DOE slates petroleum contracting roadshow in Singapore

ENERGY Secretary Alfonso Cusi

MANILA — The Department of Energy (DOE) has already firmed up August 3 this year as its international roadshow date for the modified petroleum contracting that the Philippine government will be dangling to foreign investors, the Manila Bulletin reports.

Energy Undersecretary Donato D. Marcos noted that all preparations are now underway for the initial promotional activity they will be holding in Southeast Asia’s finance and trade center. This has been deferred from the initial June schedule.

Marcos said this will cover the 14 pre-determined areas (PDAs) that they will be offering to prospective takers of service contracts.

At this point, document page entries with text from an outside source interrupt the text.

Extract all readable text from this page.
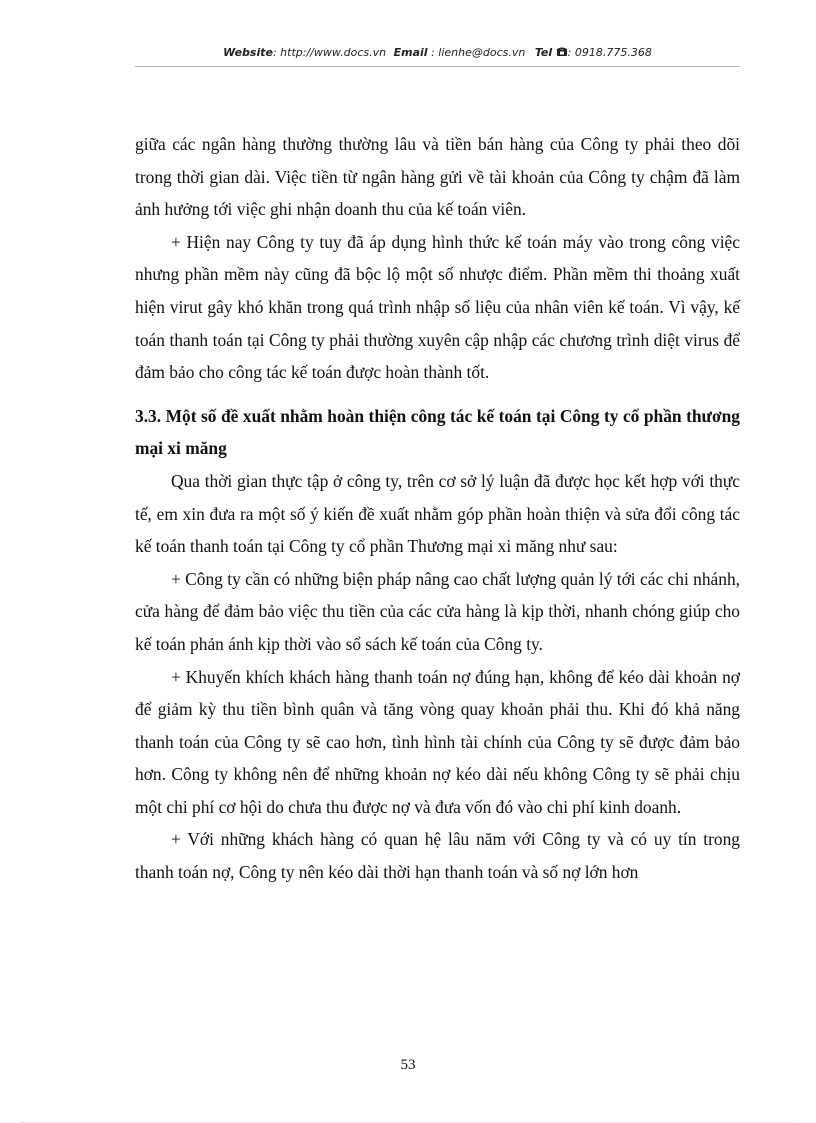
Website: http://www.docs.vn Email : lienhe@docs.vn Tel : 0918.775.368

giữa các ngân hàng thường thường lâu và tiền bán hàng của Công ty phải theo dõi trong thời gian dài. Việc tiền từ ngân hàng gửi về tài khoản của Công ty chậm đã làm ảnh hưởng tới việc ghi nhận doanh thu của kế toán viên.

+ Hiện nay Công ty tuy đã áp dụng hình thức kế toán máy vào trong công việc nhưng phần mềm này cũng đã bộc lộ một số nhược điểm. Phần mềm thi thoảng xuất hiện virut gây khó khăn trong quá trình nhập số liệu của nhân viên kế toán. Vì vậy, kế toán thanh toán tại Công ty phải thường xuyên cập nhập các chương trình diệt virus để đảm bảo cho công tác kế toán được hoàn thành tốt.

3.3. Một số đề xuất nhằm hoàn thiện công tác kế toán tại Công ty cổ phần thương mại xi măng

Qua thời gian thực tập ở công ty, trên cơ sở lý luận đã được học kết hợp với thực tế, em xin đưa ra một số ý kiến đề xuất nhằm góp phần hoàn thiện và sửa đổi công tác kế toán thanh toán tại Công ty cổ phần Thương mại xi măng như sau:

+ Công ty cần có những biện pháp nâng cao chất lượng quản lý tới các chi nhánh, cửa hàng để đảm bảo việc thu tiền của các cửa hàng là kịp thời, nhanh chóng giúp cho kế toán phản ánh kịp thời vào sổ sách kế toán của Công ty.

+ Khuyến khích khách hàng thanh toán nợ đúng hạn, không để kéo dài khoản nợ để giảm kỳ thu tiền bình quân và tăng vòng quay khoản phải thu. Khi đó khả năng thanh toán của Công ty sẽ cao hơn, tình hình tài chính của Công ty sẽ được đảm bảo hơn. Công ty không nên để những khoản nợ kéo dài nếu không Công ty sẽ phải chịu một chi phí cơ hội do chưa thu được nợ và đưa vốn đó vào chi phí kinh doanh.

+ Với những khách hàng có quan hệ lâu năm với Công ty và có uy tín trong thanh toán nợ, Công ty nên kéo dài thời hạn thanh toán và số nợ lớn hơn

53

He added that the details of the roadshow program as well as the propounded soft launch of the Philippine Conventional Energy Contracting Program (PCECP) in Singapore “will have to be presented to Secretary Alfonso G. Cusi this week for his final approval.”

One-on-one discussions will also be held with the investors who are keen enough to advance their interests into the country’s upstream petroleum sector.

Depending on the outcome of the roadshow, the energy official said they will calendar the next ones in Australia, the United States, and the United Kingdom.

Prior to the Singapore offer of the Philippine petroleum blocks, Marcos indicated that a formal launch of the PCECP shall be carried out first in Manila.

There will be 14 petroleum blocks that the country will offer to prospective service contracts (PSCs) comprising of eight (8) wells that shall entail deep drilling activity, and six wells for shallow drilling.

These targeted service contracts within the four sub-phases of their work program will likely fetch investments totaling more than US$2.0 billion, once scaled to the drilling of up to three wells.

On average, investors in shallow well drilling will likely inject a minimum capital outlay of US$36 million within the targeted seven-year work program, but deep drilling will entail higher capital spending of up to US$100 million per well.